I have this question after reading a code example from the A Multi-Stream Example. The code is as below.
const int N = 1 << 20;
__global__ void kernel(float *x, int n)
{
int tid = threadIdx.x + blockIdx.x * blockDim.x;
for (int i = tid; i < n; i += blockDim.x * gridDim.x) {
x[i] = sqrt(pow(3.14159,i));
}
}
int main()
{
const int num_streams = 8;
cudaStream_t streams[num_streams];
float *data[num_streams];
for (int i = 0; i < num_streams; i++) {
cudaStreamCreate(&streams[i]);
cudaMalloc(&data[i], N * sizeof(float));
// launch one worker kernel per stream
kernel<<<1, 64, 0, streams[i]>>>(data[i], N);
// launch a dummy kernel on the default stream
kernel<<<1, 1>>>(0, 0);
}
cudaDeviceReset();
return 0;
}
As we see, it calls cudaDeviceReset(); at the end of the program.
Then the author compiles the code and uses the tool nvvp to profile all kernel executions. So I suppose after calling cudaDeviceReset();, all operations(at least kernels) on the device should be completed. But the documentation doesn’t mention cudaDeviceReset(); would wait for the completion of kernels or any operations on the device.
So here is my question:
Will cudaDeviceReset() wait for the completion of operations on the device?
It seems evident that it does, at least in that case there. Does that constitute a guarantee always and forever? I don’t know.
It also seems evident that that is not described in the documentation.
For me, personally, when I run into a situation like this, and I have a suitable alternative which is documented to have the desired semantics, namely cudaDeviceSynchronize(), I prefer to use the one that is documented.

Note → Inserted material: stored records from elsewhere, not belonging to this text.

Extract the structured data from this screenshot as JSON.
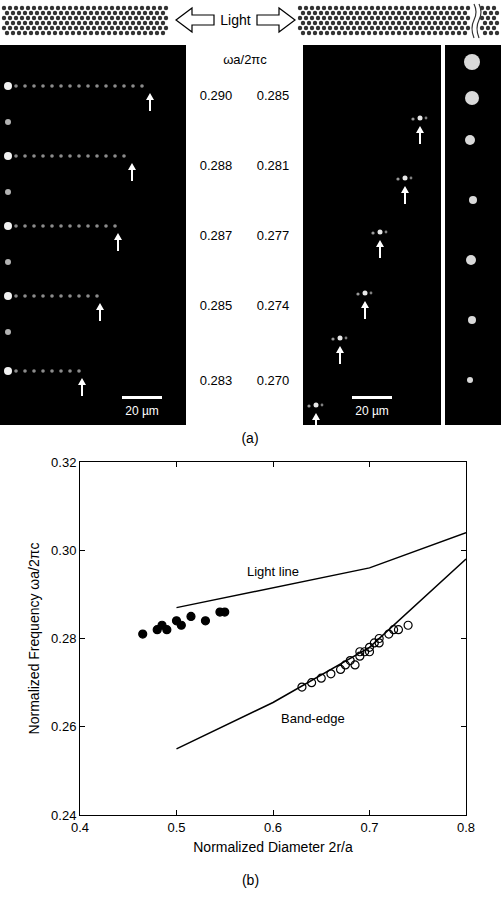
{
  "panel_a": {
    "caption": "(a)",
    "light": "Light",
    "frequency_label": "ωa/2πc",
    "left_frequencies": [
      "0.290",
      "0.288",
      "0.287",
      "0.285",
      "0.283"
    ],
    "right_frequencies": [
      "0.285",
      "0.281",
      "0.277",
      "0.274",
      "0.270"
    ],
    "scale_bar": "20 µm"
  },
  "chart_data": {
    "type": "scatter",
    "caption": "(b)",
    "x_label": "Normalized Diameter 2r/a",
    "y_label": "Normalized Frequency ωa/2πc",
    "xlim": [
      0.4,
      0.8
    ],
    "xticks": [
      0.4,
      0.5,
      0.6,
      0.7,
      0.8
    ],
    "ylim": [
      0.24,
      0.32
    ],
    "yticks": [
      0.24,
      0.26,
      0.28,
      {
        "value": 0.3,
        "label": "0.30"
      },
      0.32
    ],
    "grid": false,
    "series": [
      {
        "name": "Light line",
        "type": "line",
        "color": "#000000",
        "line_style": "solid",
        "x": [
          0.5,
          0.6,
          0.7,
          0.8
        ],
        "values": [
          0.287,
          0.2915,
          0.296,
          0.304
        ]
      },
      {
        "name": "Band-edge",
        "type": "line",
        "color": "#000000",
        "line_style": "solid",
        "x": [
          0.5,
          0.6,
          0.7,
          0.8
        ],
        "values": [
          0.255,
          0.2655,
          0.278,
          0.298
        ]
      },
      {
        "type": "scatter",
        "marker": "circle",
        "color": "#000000",
        "x": [
          0.465,
          0.48,
          0.485,
          0.49,
          0.5,
          0.505,
          0.515,
          0.53,
          0.545,
          0.55
        ],
        "values": [
          0.281,
          0.282,
          0.283,
          0.282,
          0.284,
          0.283,
          0.285,
          0.284,
          0.286,
          0.286
        ]
      },
      {
        "type": "scatter",
        "marker": "circle-open",
        "color": "#000000",
        "x": [
          0.63,
          0.64,
          0.65,
          0.66,
          0.67,
          0.675,
          0.68,
          0.685,
          0.69,
          0.69,
          0.695,
          0.7,
          0.7,
          0.705,
          0.71,
          0.71,
          0.72,
          0.725,
          0.73,
          0.74
        ],
        "values": [
          0.269,
          0.27,
          0.271,
          0.272,
          0.273,
          0.274,
          0.275,
          0.274,
          0.276,
          0.277,
          0.277,
          0.278,
          0.277,
          0.279,
          0.279,
          0.28,
          0.281,
          0.282,
          0.282,
          0.283
        ]
      }
    ]
  }
}
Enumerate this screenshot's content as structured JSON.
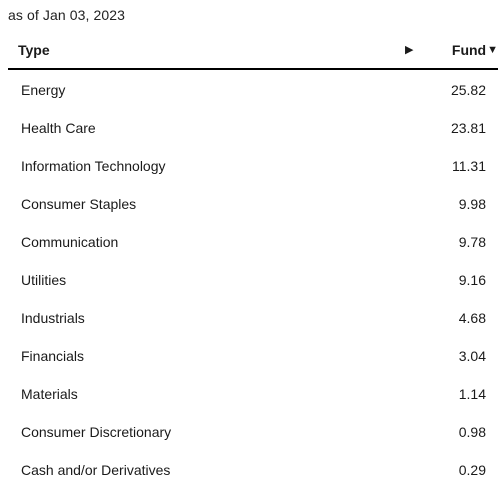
{
  "as_of": "as of Jan 03, 2023",
  "table": {
    "header": {
      "type_label": "Type",
      "expand_glyph": "▶",
      "fund_label": "Fund",
      "sort_glyph": "▼"
    },
    "rows": [
      {
        "type": "Energy",
        "fund": "25.82"
      },
      {
        "type": "Health Care",
        "fund": "23.81"
      },
      {
        "type": "Information Technology",
        "fund": "11.31"
      },
      {
        "type": "Consumer Staples",
        "fund": "9.98"
      },
      {
        "type": "Communication",
        "fund": "9.78"
      },
      {
        "type": "Utilities",
        "fund": "9.16"
      },
      {
        "type": "Industrials",
        "fund": "4.68"
      },
      {
        "type": "Financials",
        "fund": "3.04"
      },
      {
        "type": "Materials",
        "fund": "1.14"
      },
      {
        "type": "Consumer Discretionary",
        "fund": "0.98"
      },
      {
        "type": "Cash and/or Derivatives",
        "fund": "0.29"
      }
    ]
  }
}
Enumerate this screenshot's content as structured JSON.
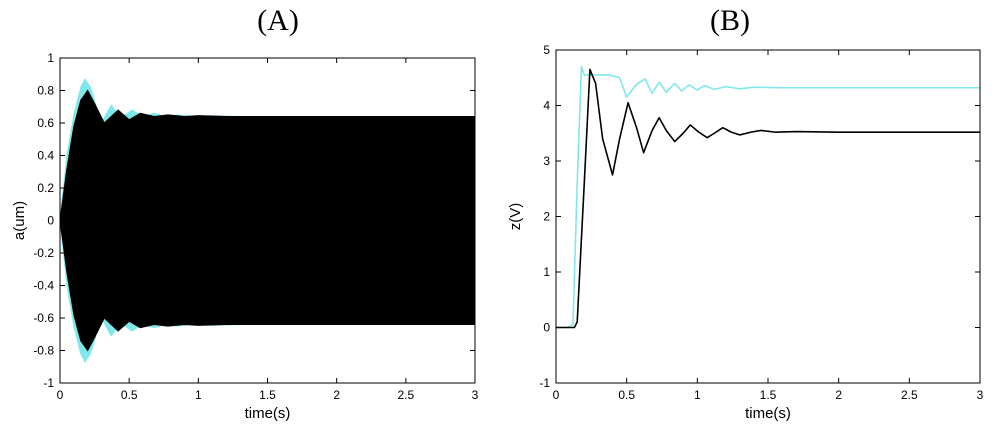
{
  "panels": {
    "a_label": "(A)",
    "b_label": "(B)"
  },
  "colors": {
    "outer": "#7fe8ec",
    "inner": "#000000",
    "axis": "#000000"
  },
  "chart_data": [
    {
      "id": "A",
      "type": "area",
      "title": "(A)",
      "xlabel": "time(s)",
      "ylabel": "a(um)",
      "xlim": [
        0,
        3
      ],
      "ylim": [
        -1,
        1
      ],
      "xticks": [
        0,
        0.5,
        1,
        1.5,
        2,
        2.5,
        3
      ],
      "xtick_labels": [
        "0",
        "0.5",
        "1",
        "1.5",
        "2",
        "2.5",
        "3"
      ],
      "yticks": [
        -1,
        -0.8,
        -0.6,
        -0.4,
        -0.2,
        0,
        0.2,
        0.4,
        0.6,
        0.8,
        1
      ],
      "ytick_labels": [
        "-1",
        "-0.8",
        "-0.6",
        "-0.4",
        "-0.2",
        "0",
        "0.2",
        "0.4",
        "0.6",
        "0.8",
        "1"
      ],
      "series": [
        {
          "color": "#7fe8ec",
          "x": [
            0,
            0.05,
            0.1,
            0.15,
            0.18,
            0.22,
            0.3,
            0.37,
            0.44,
            0.52,
            0.6,
            0.68,
            0.76,
            0.85,
            0.95,
            1.1,
            1.3,
            1.5,
            2.0,
            2.5,
            3.0
          ],
          "upper": [
            0,
            0.4,
            0.65,
            0.82,
            0.87,
            0.82,
            0.6,
            0.71,
            0.63,
            0.68,
            0.64,
            0.66,
            0.64,
            0.65,
            0.64,
            0.645,
            0.64,
            0.64,
            0.64,
            0.64,
            0.64
          ]
        },
        {
          "color": "#000000",
          "x": [
            0,
            0.05,
            0.1,
            0.15,
            0.2,
            0.25,
            0.32,
            0.42,
            0.5,
            0.58,
            0.68,
            0.78,
            0.9,
            1.0,
            1.2,
            1.5,
            2.0,
            2.5,
            3.0
          ],
          "upper": [
            0,
            0.32,
            0.58,
            0.74,
            0.8,
            0.72,
            0.6,
            0.68,
            0.62,
            0.66,
            0.64,
            0.65,
            0.64,
            0.645,
            0.64,
            0.64,
            0.64,
            0.64,
            0.64
          ]
        }
      ]
    },
    {
      "id": "B",
      "type": "line",
      "title": "(B)",
      "xlabel": "time(s)",
      "ylabel": "z(V)",
      "xlim": [
        0,
        3
      ],
      "ylim": [
        -1,
        5
      ],
      "xticks": [
        0,
        0.5,
        1,
        1.5,
        2,
        2.5,
        3
      ],
      "xtick_labels": [
        "0",
        "0.5",
        "1",
        "1.5",
        "2",
        "2.5",
        "3"
      ],
      "yticks": [
        -1,
        0,
        1,
        2,
        3,
        4,
        5
      ],
      "ytick_labels": [
        "-1",
        "0",
        "1",
        "2",
        "3",
        "4",
        "5"
      ],
      "series": [
        {
          "color": "#7fe8ec",
          "x": [
            0,
            0.08,
            0.12,
            0.15,
            0.18,
            0.2,
            0.25,
            0.3,
            0.38,
            0.45,
            0.5,
            0.57,
            0.63,
            0.68,
            0.73,
            0.78,
            0.84,
            0.89,
            0.94,
            1.0,
            1.05,
            1.12,
            1.2,
            1.3,
            1.4,
            1.6,
            2.0,
            3.0
          ],
          "y": [
            0,
            0,
            0.05,
            2.6,
            4.7,
            4.55,
            4.55,
            4.55,
            4.55,
            4.5,
            4.15,
            4.38,
            4.48,
            4.22,
            4.42,
            4.24,
            4.4,
            4.26,
            4.37,
            4.28,
            4.36,
            4.29,
            4.34,
            4.3,
            4.33,
            4.32,
            4.32,
            4.32
          ]
        },
        {
          "color": "#000000",
          "x": [
            0,
            0.13,
            0.15,
            0.2,
            0.24,
            0.28,
            0.33,
            0.4,
            0.45,
            0.51,
            0.57,
            0.62,
            0.68,
            0.73,
            0.78,
            0.84,
            0.9,
            0.95,
            1.01,
            1.07,
            1.12,
            1.18,
            1.24,
            1.3,
            1.38,
            1.45,
            1.55,
            1.7,
            2.0,
            3.0
          ],
          "y": [
            0,
            0,
            0.1,
            2.6,
            4.65,
            4.4,
            3.4,
            2.75,
            3.4,
            4.05,
            3.6,
            3.15,
            3.55,
            3.78,
            3.55,
            3.35,
            3.5,
            3.65,
            3.52,
            3.42,
            3.5,
            3.6,
            3.52,
            3.47,
            3.52,
            3.55,
            3.52,
            3.53,
            3.52,
            3.52
          ]
        }
      ]
    }
  ]
}
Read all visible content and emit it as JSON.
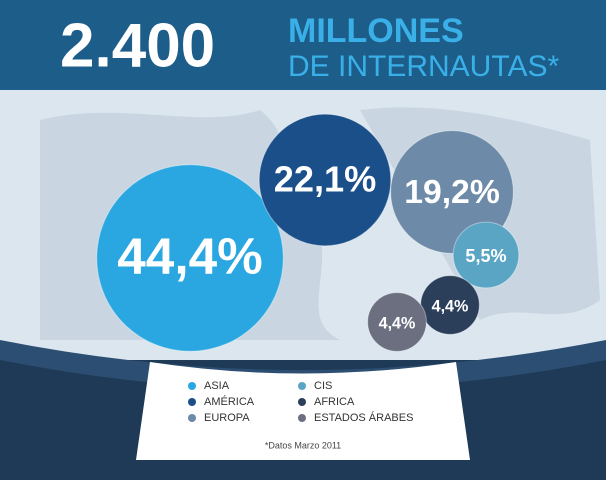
{
  "chart_data": {
    "type": "bubble",
    "title": "2.400",
    "subtitle": [
      "MILLONES",
      "DE INTERNAUTAS*"
    ],
    "note": "*Datos Marzo 2011",
    "categories": [
      "ASIA",
      "AMÉRICA",
      "EUROPA",
      "CIS",
      "AFRICA",
      "ESTADOS ÁRABES"
    ],
    "values": [
      44.4,
      22.1,
      19.2,
      5.5,
      4.4,
      4.4
    ],
    "value_labels": [
      "44,4%",
      "22,1%",
      "19,2%",
      "5,5%",
      "4,4%",
      "4,4%"
    ],
    "colors": [
      "#2aa7e0",
      "#1a4f8a",
      "#6d8aa8",
      "#5aa5c4",
      "#2b3e5a",
      "#6b6f80"
    ]
  }
}
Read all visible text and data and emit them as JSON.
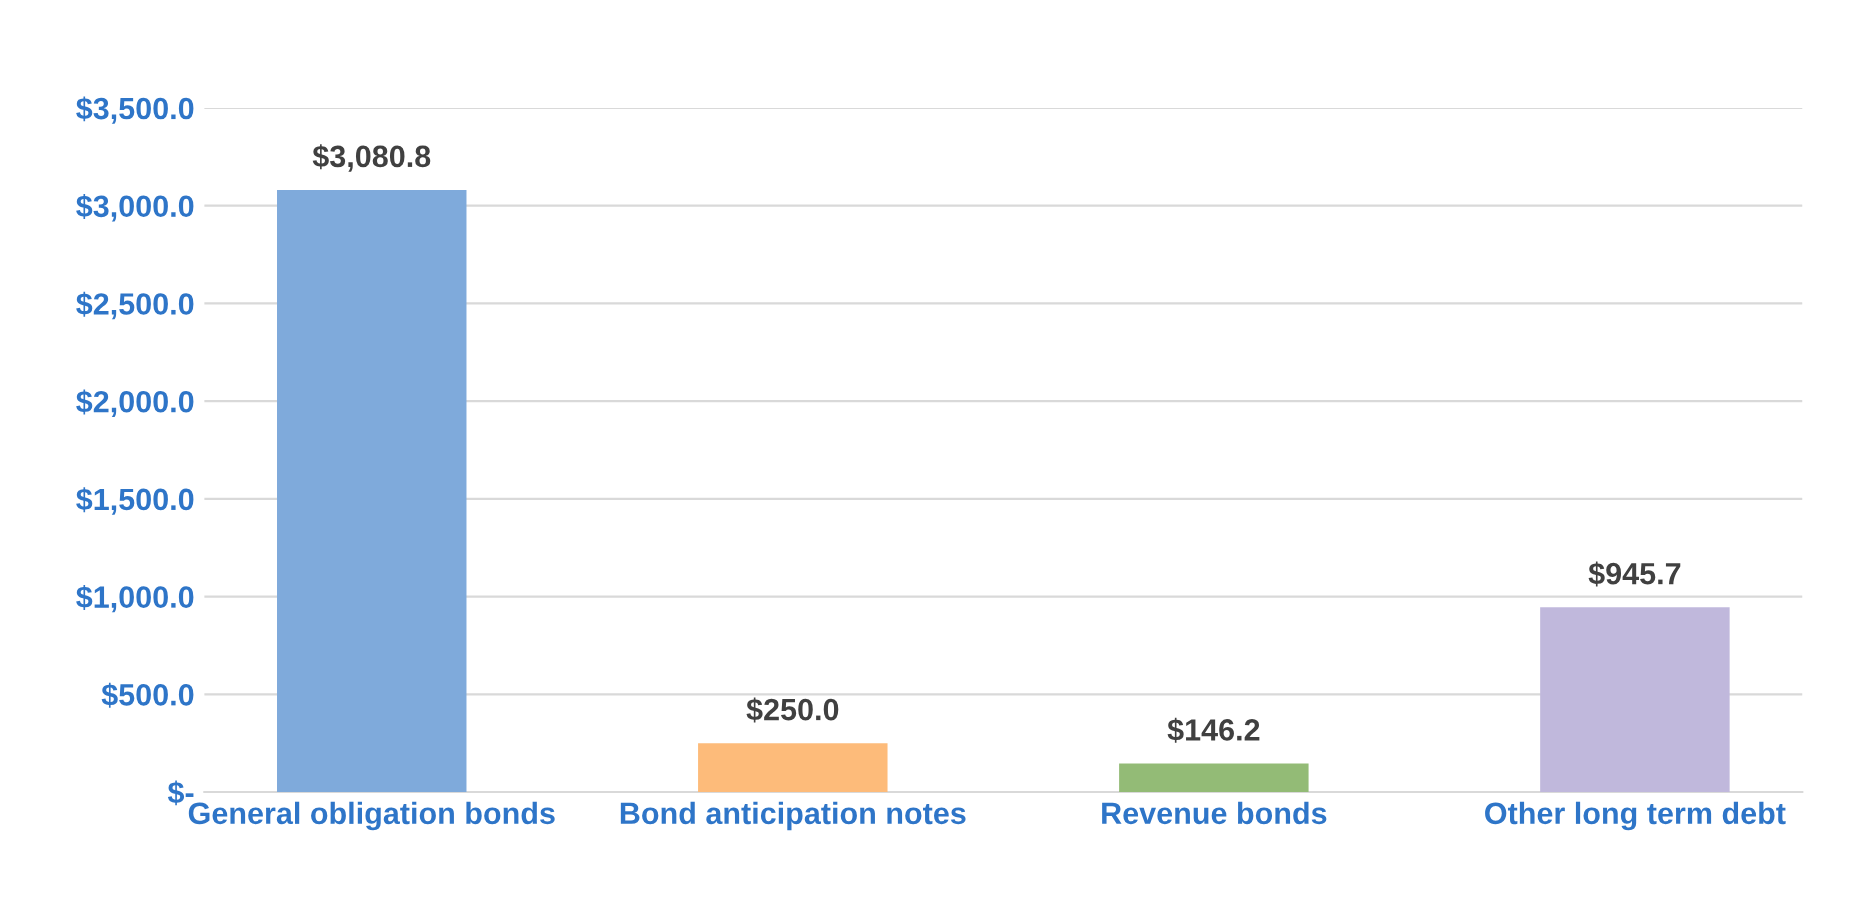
{
  "chart_data": {
    "type": "bar",
    "categories": [
      "General obligation bonds",
      "Bond anticipation notes",
      "Revenue bonds",
      "Other long term debt"
    ],
    "values": [
      3080.8,
      250.0,
      146.2,
      945.7
    ],
    "colors": [
      "#7faadb",
      "#fdbb7a",
      "#93bb76",
      "#c0b8dc"
    ],
    "value_labels": [
      "$3,080.8",
      "$250.0",
      "$146.2",
      "$945.7"
    ],
    "ylim": [
      0,
      3500
    ],
    "yticks": [
      {
        "value": 0,
        "label": "$-"
      },
      {
        "value": 500,
        "label": "$500.0"
      },
      {
        "value": 1000,
        "label": "$1,000.0"
      },
      {
        "value": 1500,
        "label": "$1,500.0"
      },
      {
        "value": 2000,
        "label": "$2,000.0"
      },
      {
        "value": 2500,
        "label": "$2,500.0"
      },
      {
        "value": 3000,
        "label": "$3,000.0"
      },
      {
        "value": 3500,
        "label": "$3,500.0"
      }
    ],
    "grid": "y"
  }
}
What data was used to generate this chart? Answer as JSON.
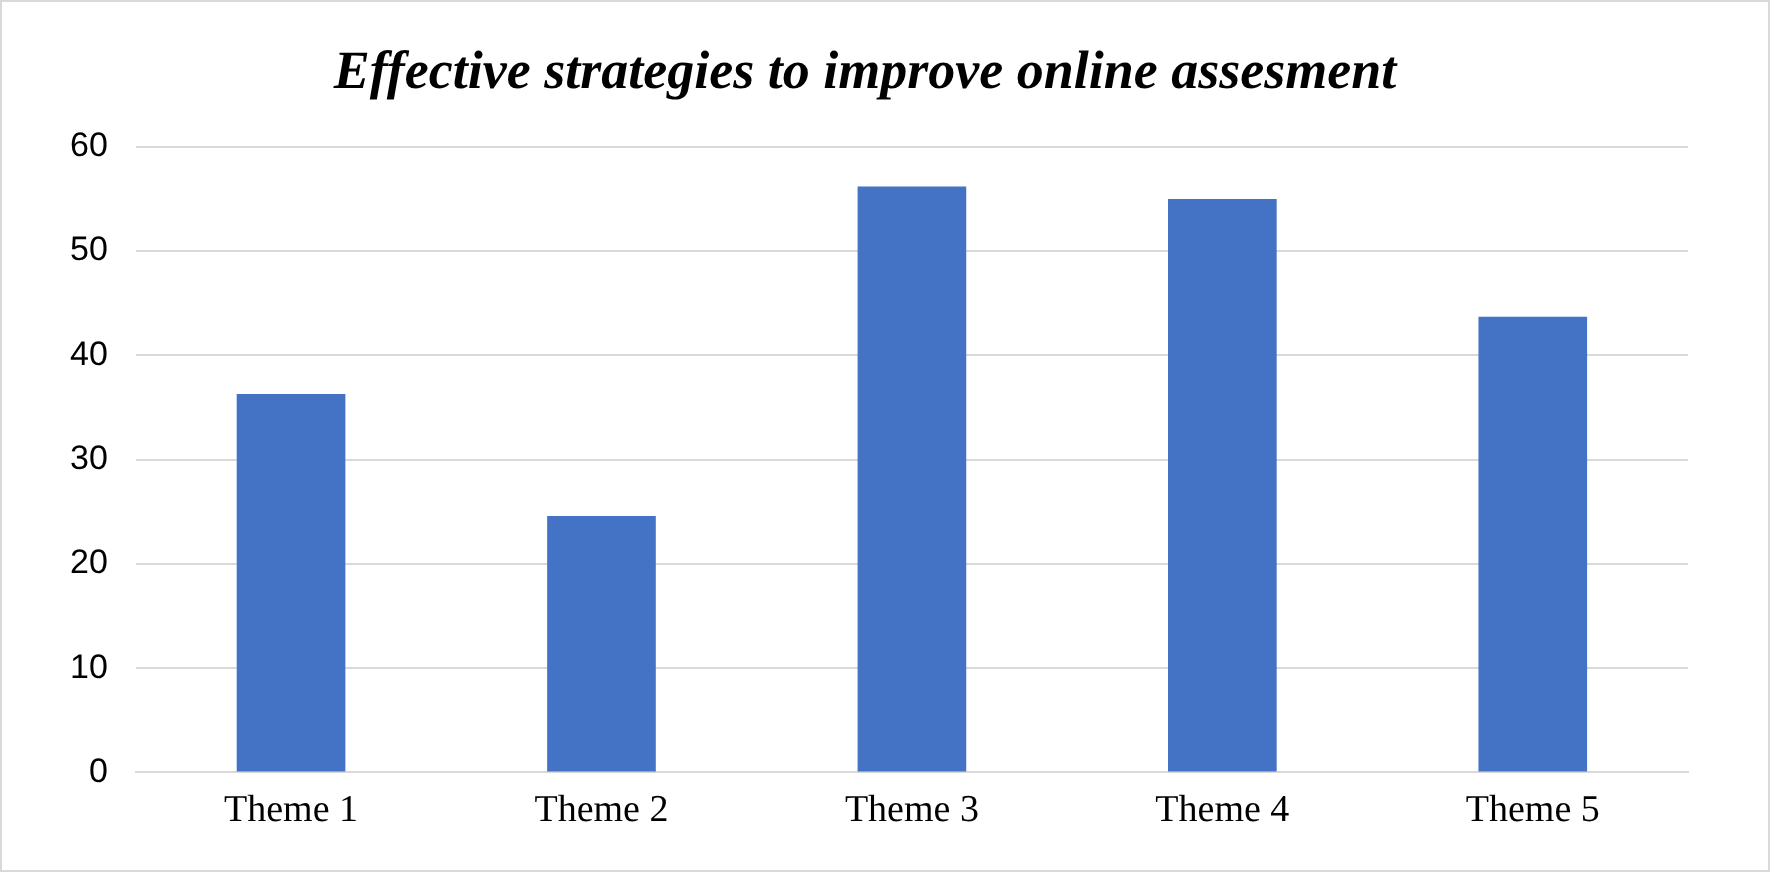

cudaDeviceSynchronize() will wait for the completion of operations on the device. Specifically the documentation states:
Blocks until the device has completed all preceding requested tasks.
Another possible option is to file a bug asking for a doc clarification.
Following your recommendation, I try to use cudaDeviceSynchronize() but get another question. Please tell me to open another topic if needed.
The description of cudaDeviceSynchronize() in the documentation states:
Blocks until the device has completed all preceding requested tasks. cudaDeviceSynchronize() returns an error if one of the preceding tasks has failed. If the cudaDeviceScheduleBlockingSync flag was set for this device, the host thread will block until the device has finished its work.
I am confused about the usage of the flag cudaDeviceScheduleBlockingSync. (I have read StackOverflow and another forum topic, but I hope to confirm it.)
My understanding is :
Without cudaDeviceScheduleBlockingSync, the host thread blocks until the device has completed all preceding requested tasks . The key is preceding requested tasks rather than all tasks.
With cudaDeviceScheduleBlockingSync, the host thread blocks until the device has completed all tasks.
For instance, when the host thread(threadA) calls cudaDeviceSynchronize() , there are already taskA and taskB waiting for execution on the device#0. Then, after the threadA is blocked, another host thread(threadB) issues taskC to the device#0.
In this case,
Without cudaDeviceScheduleBlockingSync, threadA blocks until taskA, taskB are completed.
With cudaDeviceScheduleBlockingSync, threadA blocks until taskA, taskB, and taskC are completed.
No I don’t think your understanding is correct. The definition that I know of given for cudaDeviceScheduleBlockingSync is given here:
Instruct CUDA to block the CPU thread on a synchronization primitive when waiting for the device to finish work.
And we’ve already covered the definition of cudaDeviceSynchronize(). It doesn’t say anything about anything other than preceding requested tasks.
You have created some distinction between “all preceding requested tasks” (which is correct) and “all tasks”, whatever that means. I don’t find a mention of “all tasks” whatever that means, in any of the links you have provided.
cudaDeviceSynchronize() blocks until all preceding requested tasks have been completed, just like it says in the documentation.
The schedule flag affects CPU thread behavior while that block is occurring. A description of that varying host thread behavior is covered to some degree in the doc link I provided as well as a forum link you provided from tera.
None of that draws a distinction between “preceding requested tasks” and “all tasks”. I don’t find that distinction anywhere and I reject using it for understanding or definition. It looks made-up to me.